Increased EGFR activity due to more EGF synthesis, EGFR overexpression, and/or EGFR mutation, has been detected in a variety of tumors including glioblastoma (GBM), non-small cell lung cancer (NSCLC), head and neck, breast, colorectal, ovarian, prostate and pancreatic cancers, etc. [144]. The expression levels of EGF and EGFR are correlated with progressive tumor growth and metastasis [59,145–147] through: 1) increasing tumor cell proliferation and migration through EGFR-Ras/Raf/MEK/ERK and EGFR-PI3K/AKT pathways [146]; 2) localization of EGFR to the nucleus to promote cell proliferation through its tyrosine kinase activity or by acting as a transcriptional regulator [144,146,148]; 3) dysregulation of autophage activity [149,150]; 4) stimulation by EGF of the expression of several matrix metalloproteinases (MMPs, such as MMP1 and MMP9) that facilitate cancer invasion and metastasis; and/or 5) EGF-mediated decrease in the abundance of microRNAs that restrain oncogenic transcription factors [151]. Therefore, specific EGFR inhibition is one of the key targets for cancer therapy.
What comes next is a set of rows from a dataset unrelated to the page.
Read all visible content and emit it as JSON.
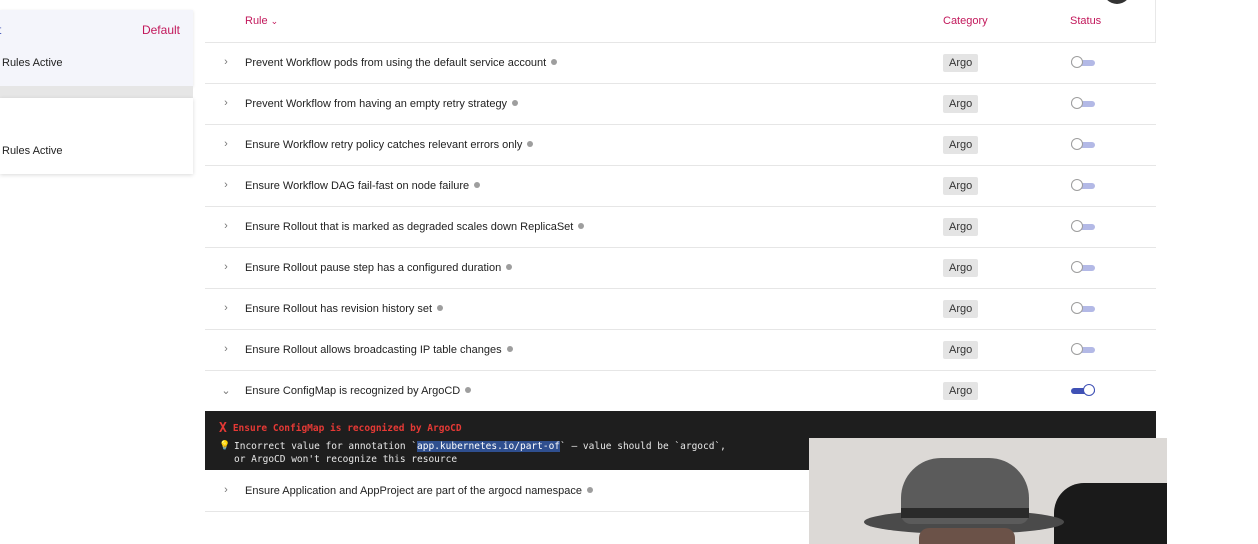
{
  "policy_cards": [
    {
      "mark": "t",
      "default_label": "Default",
      "rules_text": "Rules Active"
    },
    {
      "rules_text": "Rules Active"
    }
  ],
  "table": {
    "headers": {
      "rule": "Rule",
      "rule_sort_icon": "chevron-down-icon",
      "category": "Category",
      "status": "Status"
    },
    "rows": [
      {
        "name": "Prevent Workflow pods from using the default service account",
        "category": "Argo",
        "enabled": false,
        "expanded": false
      },
      {
        "name": "Prevent Workflow from having an empty retry strategy",
        "category": "Argo",
        "enabled": false,
        "expanded": false
      },
      {
        "name": "Ensure Workflow retry policy catches relevant errors only",
        "category": "Argo",
        "enabled": false,
        "expanded": false
      },
      {
        "name": "Ensure Workflow DAG fail-fast on node failure",
        "category": "Argo",
        "enabled": false,
        "expanded": false
      },
      {
        "name": "Ensure Rollout that is marked as degraded scales down ReplicaSet",
        "category": "Argo",
        "enabled": false,
        "expanded": false
      },
      {
        "name": "Ensure Rollout pause step has a configured duration",
        "category": "Argo",
        "enabled": false,
        "expanded": false
      },
      {
        "name": "Ensure Rollout has revision history set",
        "category": "Argo",
        "enabled": false,
        "expanded": false
      },
      {
        "name": "Ensure Rollout allows broadcasting IP table changes",
        "category": "Argo",
        "enabled": false,
        "expanded": false
      },
      {
        "name": "Ensure ConfigMap is recognized by ArgoCD",
        "category": "Argo",
        "enabled": true,
        "expanded": true
      },
      {
        "name": "Ensure Application and AppProject are part of the argocd namespace",
        "category": "",
        "enabled": false,
        "expanded": false
      }
    ]
  },
  "terminal": {
    "error_symbol": "X",
    "title": "Ensure ConfigMap is recognized by ArgoCD",
    "hint_icon": "lightbulb-icon",
    "line1_before": "Incorrect value for annotation `",
    "line1_highlight": "app.kubernetes.io/part-of",
    "line1_after": "` — value should be `argocd`,",
    "line2": "or ArgoCD won't recognize this resource"
  },
  "colors": {
    "accent_pink": "#c2185b",
    "toggle_blue": "#3f51b5",
    "error_red": "#e53935"
  }
}
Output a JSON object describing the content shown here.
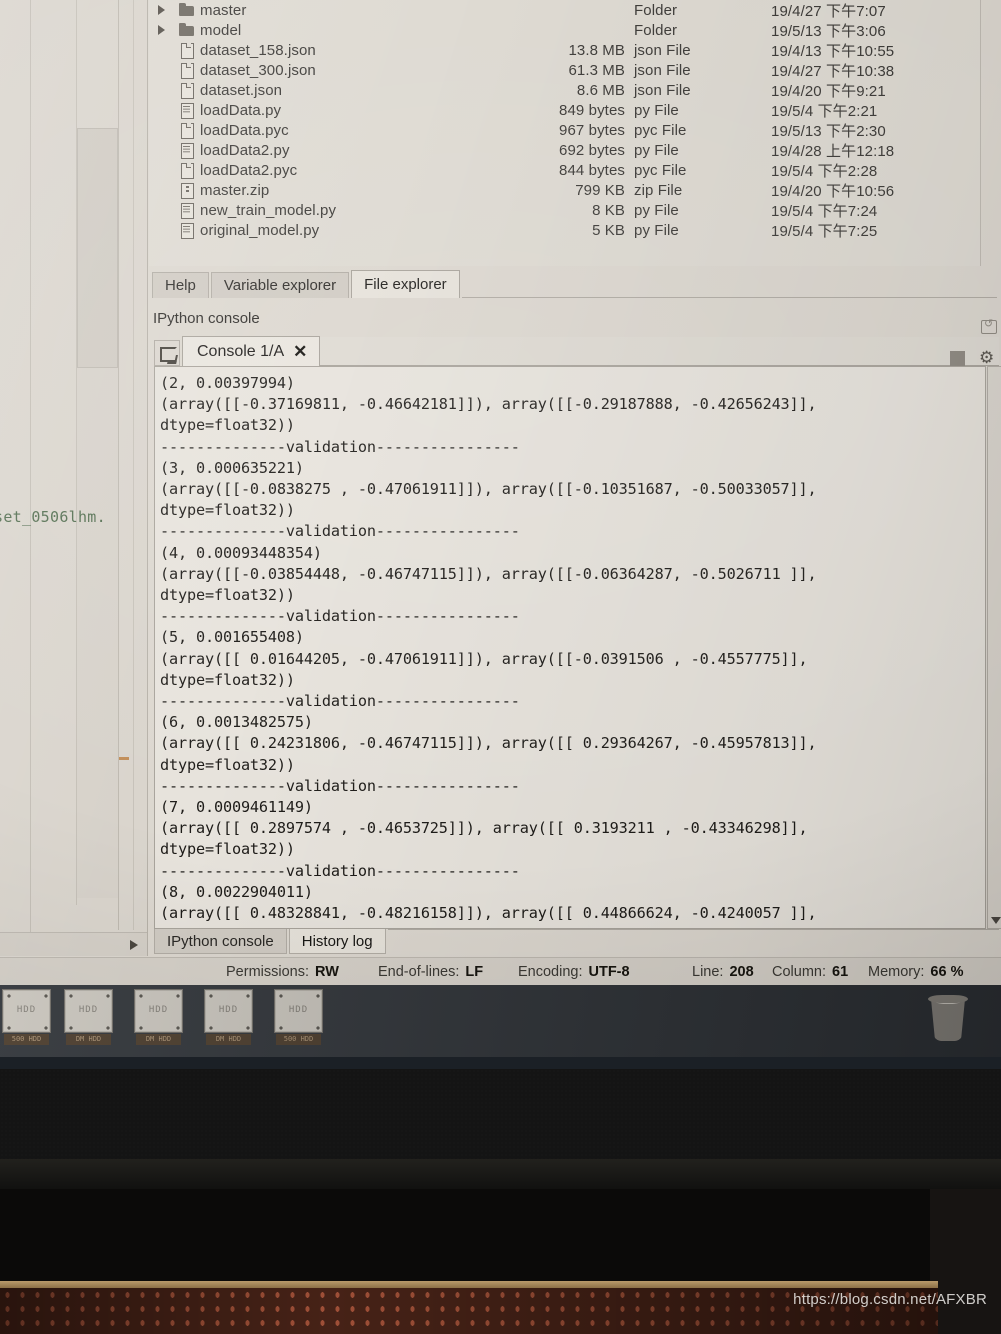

The three most common agents are: 1) monoclonal anti-EGFR antibodies (mAbs), such as cetuximab and panitumumab, that inhibit ligand binding; 2) small molecule receptor tyrosine kinase inhibitors (TKIs), such as gefitinib, erlotinib, and lapatinib, that block the activation and phosphoraylation of EGFR; 3) anti-EGFR vaccines that elicit an immune response against EGFR-expressing tumor cells. For example, CDX-110 is a peptide vaccine that induces anti-tumor immune responses to EGFR variant III (EGFRvIII) positive cells [152]. Recently, many other agents such as antisense oligonucleotides, microRNA, affibodies, and nanobodies have been investigated, and some of them have begun to show efficacy in targeting and inhibiting EGFR [144,153].

7. Conclusion

EGF is widely expressed in the body and plays a fundamental role in development, tissue regeneration and ion transport, which occurs either by EGF itself or synergistically with other members of EGF family through binding/activating their receptor, EGFR. It is a pivotal factor in the healing cascade, and has been widely used clinically to accelerate ulcer/wound repair. Several carriers or delivery systems aimed to retard EGF degradation and facilitate EGF to the targeted area have been developed and dramatically improved its healing efficiency. On the other hand, dysregulation of EGF/EGFR axis has been linked to different pathogenesis and diseases and cancer development. Therefore, personal history and family genetic background should be considered when using EGF as a treatment therapy.

Highlights.

1. Submaxillary gland and kidney are predominant source of EGF production.

2. EGF/EGFR signaling promotes embryonic development and stem cell regeneration and regulates ion transport.

3. EGF plays pivotal role in ulcer/wound healing.

4. Dysregulation of EGF expression may contribute to the cancer development.